What would happen if you took a swim outside a deep-sea submarine wearing only a swimsuit? How long could you last if you stood on the surface of the sun? How far could you actually get in digging a hole to China? Paul Doherty, senior staff scientist at San Francisco’s famed Exploratorium Museum, and writer Cody Cassidy explore the real science behind these and other fantastical scenarios, offering insights into physics, astronomy, anatomy, and more along the way.

Is slipping on a banana peel really as hazardous to your health as the cartoons imply? Answer: Yes. Banana peels ooze a gel that turns out to be extremely slippery. Your foot and body weight provide the pressure. The gel provides the humor (and resulting head trauma).

Can you die by shaking someone’s hand? Answer: Yes. That’s because, due to atomic repulsion, you’ve never actually touched another person’s hand. If you could, the results would be as disastrous as a medium-sized hydrogen bomb.

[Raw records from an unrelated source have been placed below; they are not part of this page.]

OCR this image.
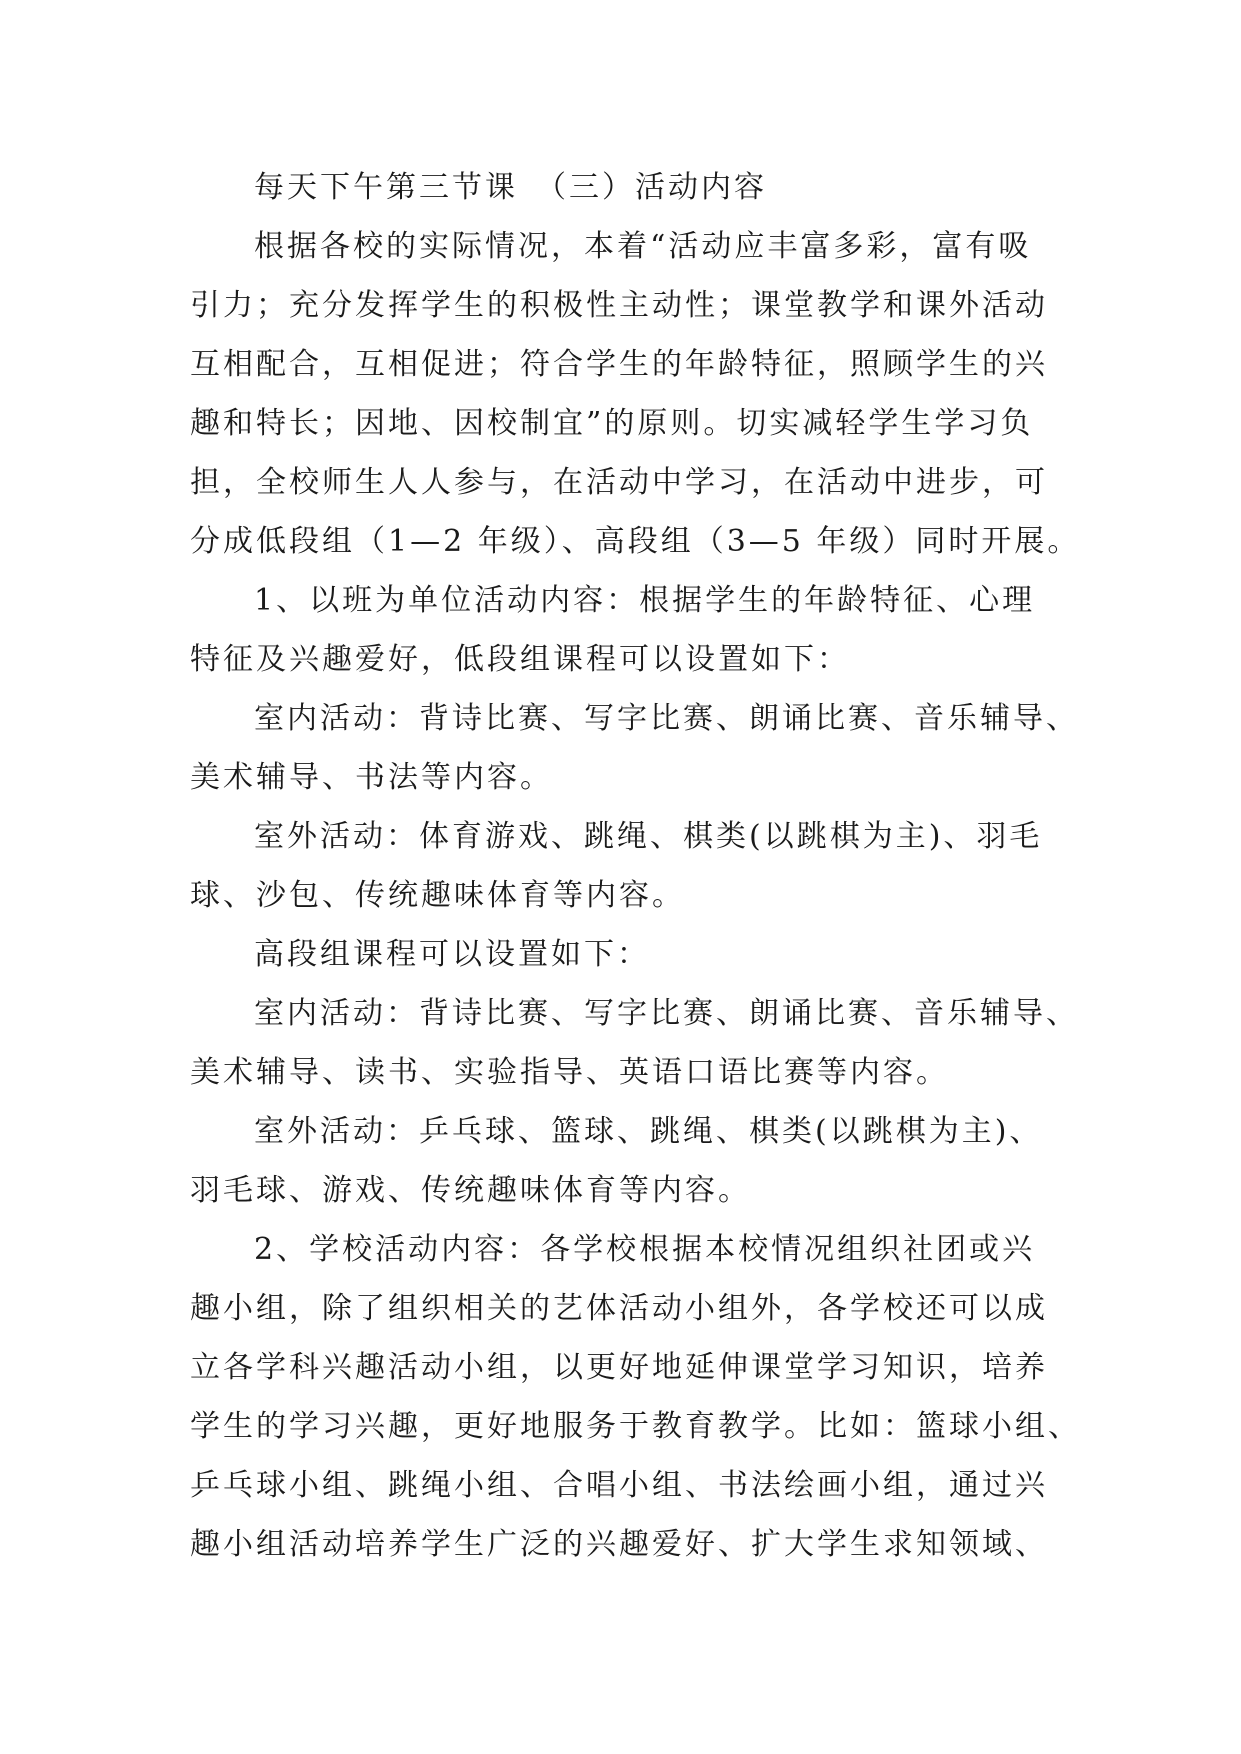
每天下午第三节课　（三）活动内容
根据各校的实际情况，本着“活动应丰富多彩，富有吸
引力；充分发挥学生的积极性主动性；课堂教学和课外活动
互相配合，互相促进；符合学生的年龄特征，照顾学生的兴
趣和特长；因地、因校制宜”的原则。切实减轻学生学习负
担，全校师生人人参与，在活动中学习，在活动中进步，可
分成低段组（1—2 年级）、高段组（3—5 年级）同时开展。
1、以班为单位活动内容：根据学生的年龄特征、心理
特征及兴趣爱好，低段组课程可以设置如下：
室内活动：背诗比赛、写字比赛、朗诵比赛、音乐辅导、
美术辅导、书法等内容。
室外活动：体育游戏、跳绳、棋类(以跳棋为主)、羽毛
球、沙包、传统趣味体育等内容。
高段组课程可以设置如下：
室内活动：背诗比赛、写字比赛、朗诵比赛、音乐辅导、
美术辅导、读书、实验指导、英语口语比赛等内容。
室外活动：乒乓球、篮球、跳绳、棋类(以跳棋为主)、
羽毛球、游戏、传统趣味体育等内容。
2、学校活动内容：各学校根据本校情况组织社团或兴
趣小组，除了组织相关的艺体活动小组外，各学校还可以成
立各学科兴趣活动小组，以更好地延伸课堂学习知识，培养
学生的学习兴趣，更好地服务于教育教学。比如：篮球小组、
乒乓球小组、跳绳小组、合唱小组、书法绘画小组，通过兴
趣小组活动培养学生广泛的兴趣爱好、扩大学生求知领域、
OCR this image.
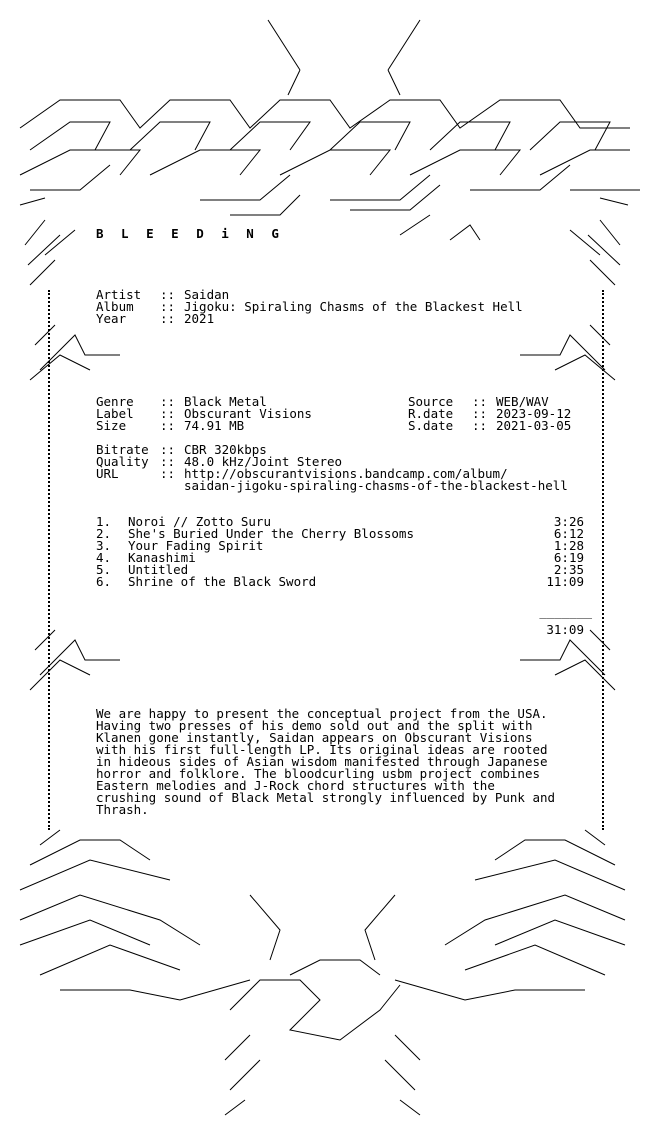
B L E E D i N G
Artist :: Saidan
Album :: Jigoku: Spiraling Chasms of the Blackest Hell
Year	:: 2021
Genre :: Black Metal	Source :: WEB/WAV
Label :: Obscurant Visions	R.date :: 2023-09-12
Size	:: 74.91 MB	S.date :: 2021-03-05
Bitrate :: CBR 320kbps
Quality :: 48.0 kHz/Joint Stereo
URL	:: http://obscurantvisions.bandcamp.com/album/
saidan-jigoku-spiraling-chasms-of-the-blackest-hell
1. Noroi // Zotto Suru	3:26
2. She's Buried Under the Cherry Blossoms	6:12
3. Your Fading Spirit	1:28
4. Kanashimi	6:19
5. Untitled	2:35
6. Shrine of the Black Sword	11:09
_______
31:09
We are happy to present the conceptual project from the USA.
Having two presses of his demo sold out and the split with
Klanen gone instantly, Saidan appears on Obscurant Visions
with his first full-length LP. Its original ideas are rooted
in hideous sides of Asian wisdom manifested through Japanese
horror and folklore. The bloodcurling usbm project combines
Eastern melodies and J-Rock chord structures with the
crushing sound of Black Metal strongly influenced by Punk and
Thrash.
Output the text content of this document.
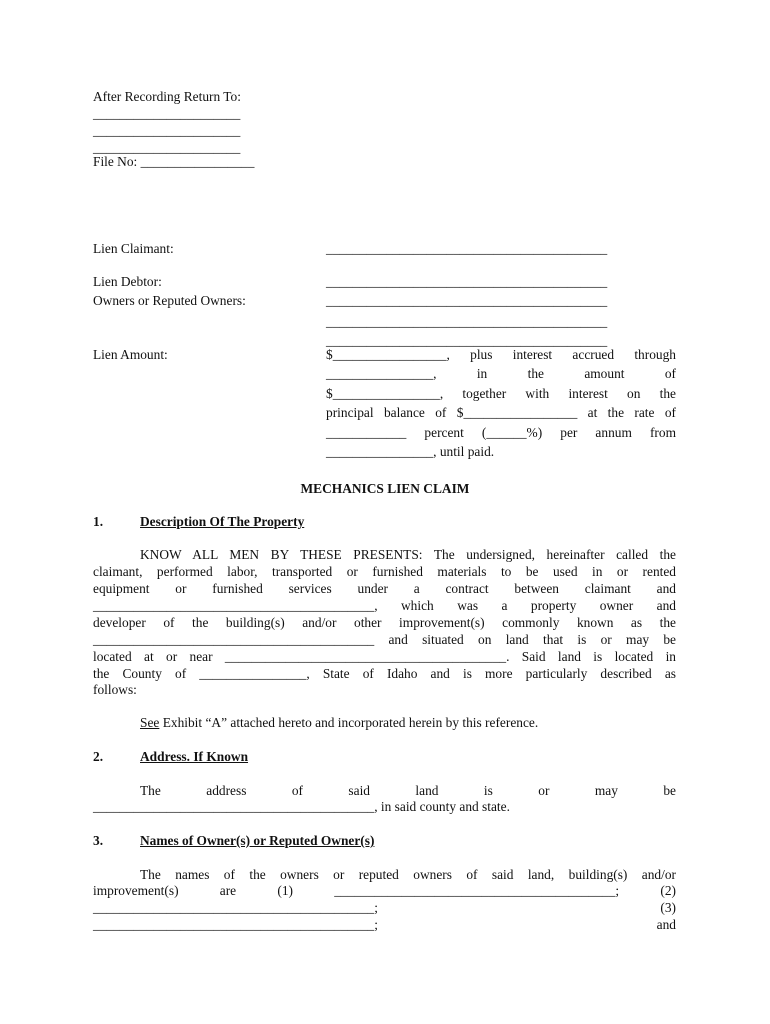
After Recording Return To:
______________________
______________________
______________________
File No: _________________
Lien Claimant:	__________________________________________
Lien Debtor:	__________________________________________
Owners or Reputed Owners:	__________________________________________
__________________________________________
__________________________________________
Lien Amount:	$_________________, plus interest accrued through
________________, in the amount of
$________________, together with interest on the
principal balance of $_________________ at the rate of
____________ percent (______%) per annum from
________________, until paid.
MECHANICS LIEN CLAIM
1.	Description Of The Property
KNOW ALL MEN BY THESE PRESENTS: The undersigned, hereinafter called the
claimant, performed labor, transported or furnished materials to be used in or rented
equipment or furnished services under a contract between claimant and
__________________________________________, which was a property owner and
developer of the building(s) and/or other improvement(s) commonly known as the
__________________________________________ and situated on land that is or may be
located at or near __________________________________________. Said land is located in
the County of ________________, State of Idaho and is more particularly described as
follows:
See Exhibit “A” attached hereto and incorporated herein by this reference.
2.	Address. If Known
The address of said land is or may be
__________________________________________, in said county and state.
3.	Names of Owner(s) or Reputed Owner(s)
The names of the owners or reputed owners of said land, building(s) and/or
improvement(s) are (1) __________________________________________; (2)
__________________________________________; (3)
__________________________________________; and
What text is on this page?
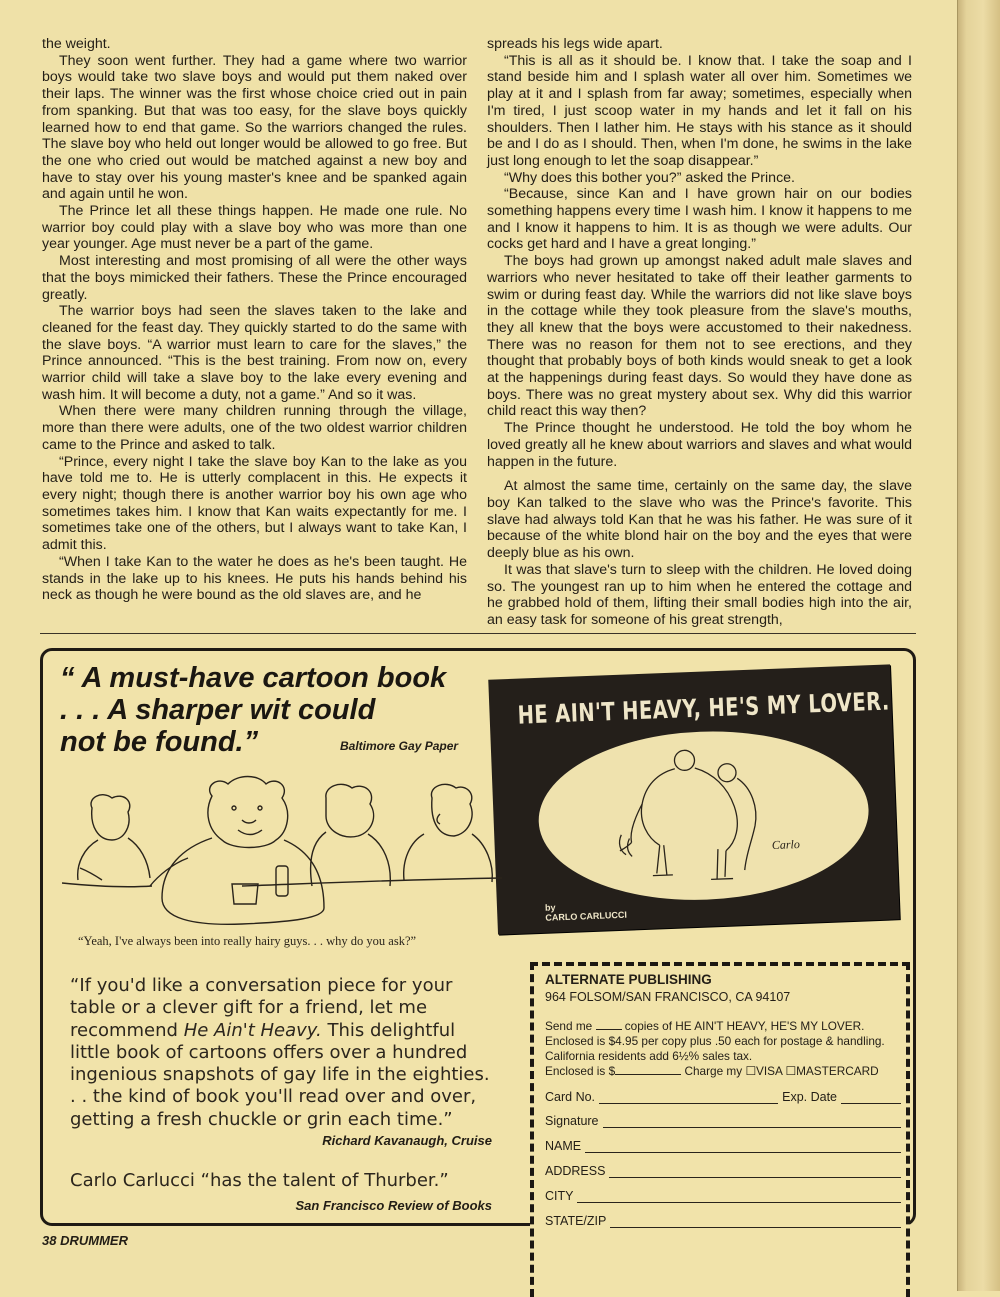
the weight.

They soon went further. They had a game where two warrior boys would take two slave boys and would put them naked over their laps. The winner was the first whose choice cried out in pain from spanking. But that was too easy, for the slave boys quickly learned how to end that game. So the warriors changed the rules. The slave boy who held out longer would be allowed to go free. But the one who cried out would be matched against a new boy and have to stay over his young master's knee and be spanked again and again until he won.

The Prince let all these things happen. He made one rule. No warrior boy could play with a slave boy who was more than one year younger. Age must never be a part of the game.

Most interesting and most promising of all were the other ways that the boys mimicked their fathers. These the Prince encouraged greatly.

The warrior boys had seen the slaves taken to the lake and cleaned for the feast day. They quickly started to do the same with the slave boys. “A warrior must learn to care for the slaves,” the Prince announced. “This is the best training. From now on, every warrior child will take a slave boy to the lake every evening and wash him. It will become a duty, not a game.” And so it was.

When there were many children running through the village, more than there were adults, one of the two oldest warrior children came to the Prince and asked to talk.

“Prince, every night I take the slave boy Kan to the lake as you have told me to. He is utterly complacent in this. He expects it every night; though there is another warrior boy his own age who sometimes takes him. I know that Kan waits expectantly for me. I sometimes take one of the others, but I always want to take Kan, I admit this.

“When I take Kan to the water he does as he's been taught. He stands in the lake up to his knees. He puts his hands behind his neck as though he were bound as the old slaves are, and he

spreads his legs wide apart.

“This is all as it should be. I know that. I take the soap and I stand beside him and I splash water all over him. Sometimes we play at it and I splash from far away; sometimes, especially when I'm tired, I just scoop water in my hands and let it fall on his shoulders. Then I lather him. He stays with his stance as it should be and I do as I should. Then, when I'm done, he swims in the lake just long enough to let the soap disappear.”

“Why does this bother you?” asked the Prince.

“Because, since Kan and I have grown hair on our bodies something happens every time I wash him. I know it happens to me and I know it happens to him. It is as though we were adults. Our cocks get hard and I have a great longing.”

The boys had grown up amongst naked adult male slaves and warriors who never hesitated to take off their leather garments to swim or during feast day. While the warriors did not like slave boys in the cottage while they took pleasure from the slave's mouths, they all knew that the boys were accustomed to their nakedness. There was no reason for them not to see erections, and they thought that probably boys of both kinds would sneak to get a look at the happenings during feast days. So would they have done as boys. There was no great mystery about sex. Why did this warrior child react this way then?

The Prince thought he understood. He told the boy whom he loved greatly all he knew about warriors and slaves and what would happen in the future.

At almost the same time, certainly on the same day, the slave boy Kan talked to the slave who was the Prince's favorite. This slave had always told Kan that he was his father. He was sure of it because of the white blond hair on the boy and the eyes that were deeply blue as his own.

It was that slave's turn to sleep with the children. He loved doing so. The youngest ran up to him when he entered the cottage and he grabbed hold of them, lifting their small bodies high into the air, an easy task for someone of his great strength,

“ A must-have cartoon book
. . . A sharper wit could
not be found.”	Baltimore Gay Paper
HE AIN'T HEAVY, HE'S MY LOVER.
Carlo
by
CARLO CARLUCCI
“Yeah, I've always been into really hairy guys. . . why do you ask?”
“If you'd like a conversation piece for your table or a clever gift for a friend, let me recommend He Ain't Heavy. This delightful little book of cartoons offers over a hundred ingenious snapshots of gay life in the eighties. . . the kind of book you'll read over and over, getting a fresh chuckle or grin each time.”
Richard Kavanaugh, Cruise
Carlo Carlucci “has the talent of Thurber.”
San Francisco Review of Books
ALTERNATE PUBLISHING
964 FOLSOM/SAN FRANCISCO, CA 94107
Send me	copies of HE AIN'T HEAVY, HE'S MY LOVER. Enclosed is $4.95 per copy plus .50 each for postage & handling. California residents add 6½% sales tax.
Enclosed is $	Charge my ☐VISA ☐MASTERCARD
Card No.	Exp. Date
Signature
NAME
ADDRESS
CITY
STATE/ZIP
38 DRUMMER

If you were Cookie Monster, just how many cookies could you actually eat in one sitting? Answer: Most stomachs can hold up to sixty cookies, or around four liters. If you eat or drink more than that, you’re approaching the point at which the cookies would break through the lesser curvature of your stomach, and then you’d better call an ambulance to Sesame Street.
Cody Cassidy has worked as the sports editor for Zimbio.com, a sports reporter for Stanford Athletics, and a writer for Coach magazine. He has no firsthand experience with any of the scenarios described in this book.Paul Doherty worked as the senior staff scientist at San Francisco’s famed Exploratorium Museum. He is the co-writer nume...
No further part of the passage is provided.